TRENTON, N.J. (AP) – Biotechnology company Momenta Pharmaceuticals Inc. said the U.S. Food and Drug Administration approved its generic version of Sanofi-Aventis SA’s Lovenox, an injected drug for preventing life-threatening blood clots.
The approval of the drug, known by the chemical name enoxaparin, sent shares of Momenta soaring more than 80 percent. France’s Sanofi, which made $3.9 billion from Lovenox last year, saw its shares fall 4 percent.
The FDA’s decision could have much broader implications for the biotechnology and generic industries, BernsteinResearch analyst Dr. Tim Anderson wrote to investors.
Lovenox is technically not a biologic drug – a complex medicine made inside special, live cells rather than by combining chemicals. However, “functionally and effectively it is,” Anderson wrote, because it is derived from animal materials and is heavily processed and purified.
The FDA’s decision to make Momenta’s drug fully “substitutable” for Lovenox, according to Anderson, “might signal what FDA may also ultimately do when it comes to ‘true’ biologics that generic companies are also pursuing.”
Generic companies for years have wanted to expand from making copycat versions of pills to making complex drugs equivalent to biologic drugs, which command high prices. The healthcare overhaul gave the FDA the authority and a process to approve such so-called bioequivalent drugs.
Before the generic Lovenox was approved, the FDA required “among other things, a series of sophisticated analytical tests and a study in healthy volunteers to assure that the drug would be as safe and effective as the brand name product,” Keith Webber, deputy director of the FDA’s Office of Pharmaceutical Science, said in a statement.
Shares of Momenta, based in Cambridge, Mass., jumped $9.77, or 82 percent, to $21.70 in regular trading and another 45 cents after hours.
“This is the first product based on Momenta’s technology platform to be approved, and demonstrates our ability to … develop a complex mixture drug like Lovenox,” said the company’s president, Craig Wheeler.
Lovenox is the second-best selling drug for Sanofi-Aventis, saw shares fall $1.29 to $29.35 in U.S. trading. The company said it is “concerned by potential implications for patient safety.”

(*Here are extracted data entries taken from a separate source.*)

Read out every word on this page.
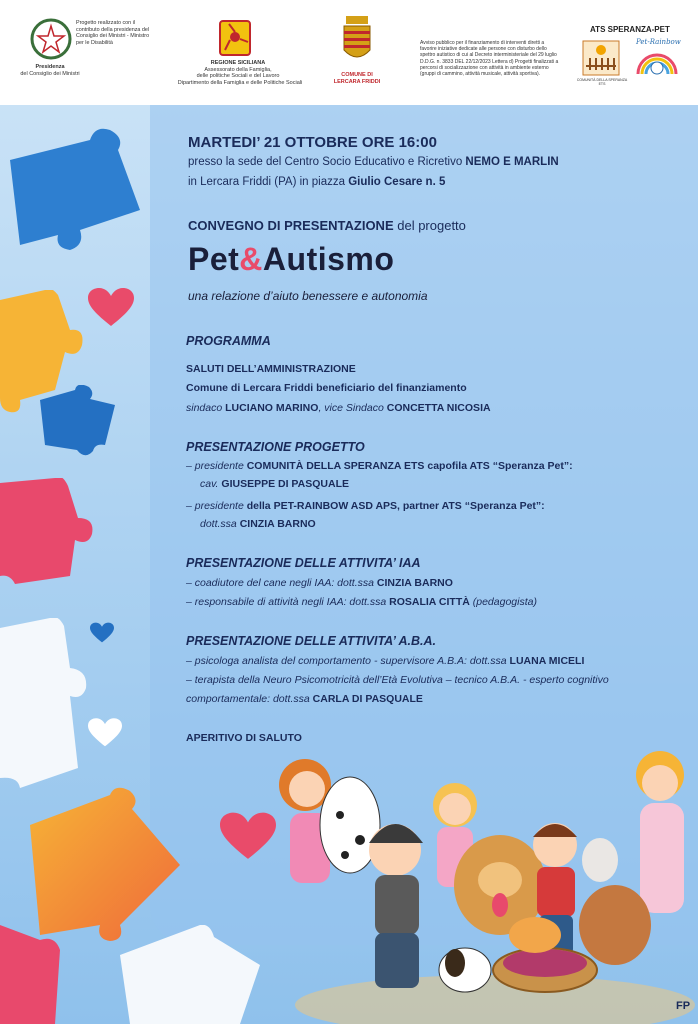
Progetto realizzato con il contributo della presidenza del Consiglio dei Ministri - Ministro per le Disabilità
Presidenza
del Consiglio dei Ministri
REGIONE SICILIANA
Assessorato della Famiglia,
delle politiche Sociali e del Lavoro
Dipartimento della Famiglia e delle Politiche Sociali
COMUNE DI
LERCARA FRIDDI
Avviso pubblico per il finanziamento di interventi diretti a favorire iniziative dedicate alle persone con disturbo dello spettro autistico di cui al Decreto interministeriale del 29 luglio D.D.G. n. 3833 DEL 22/12/2023 Lettera d) Progetti finalizzati a percorsi di socializzazione con attività in ambiente esterno (gruppi di cammino, attività musicale, attività sportiva).
ATS SPERANZA-PET
COMUNITÀ DELLA SPERANZA ETS
Pet-Rainbow
MARTEDI’ 21 OTTOBRE ORE 16:00
presso la sede del Centro Socio Educativo e Ricretivo NEMO E MARLIN
in Lercara Friddi (PA) in piazza Giulio Cesare n. 5
CONVEGNO DI PRESENTAZIONE del progetto
Pet&Autismo
una relazione d’aiuto benessere e autonomia
PROGRAMMA
SALUTI DELL’AMMINISTRAZIONE
Comune di Lercara Friddi beneficiario del finanziamento
sindaco LUCIANO MARINO, vice Sindaco CONCETTA NICOSIA
PRESENTAZIONE PROGETTO
– presidente COMUNITÀ DELLA SPERANZA ETS capofila ATS “Speranza Pet”:
cav. GIUSEPPE DI PASQUALE
– presidente della PET-RAINBOW ASD APS, partner ATS “Speranza Pet”:
dott.ssa CINZIA BARNO
PRESENTAZIONE DELLE ATTIVITA’ IAA
– coadiutore del cane negli IAA: dott.ssa CINZIA BARNO
– responsabile di attività negli IAA: dott.ssa ROSALIA CITTÀ (pedagogista)
PRESENTAZIONE DELLE ATTIVITA’ A.B.A.
– psicologa analista del comportamento - supervisore A.B.A: dott.ssa LUANA MICELI
– terapista della Neuro Psicomotricità dell’Età Evolutiva – tecnico A.B.A. - esperto cognitivo
comportamentale: dott.ssa CARLA DI PASQUALE
APERITIVO DI SALUTO
FP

“The product approved today has not been subjected to extensive clinical trials to demonstrate its efficacy and safety as Sanofi-Aventis has done” with Lovenox, Sanofi said in a statement.
Enoxaparin can prevent blood clots in deep veins, as in the thigh or lower leg, which can break free and cause a fatal blockage in a lung artery, according to the FDA. At least 100,000 such clots occur in the U.S. each year; they are the third-most common cause of death in hospitalized patients.
The drug can also be used to prevent blood clots in patients suffering a heart attack or chest pain, or those confined to bed.
Momenta developed the drug under a collaboration agreement with Sandoz, the generics business of Swiss drugmaker Novartis AG.
Meanwhile, Israel’s Teva Pharmaceutical Industries Ltd. on Friday said it believes it also has demonstrated to the FDA that its proposed version of generic Lovenox meets the agency’s criteria for approval.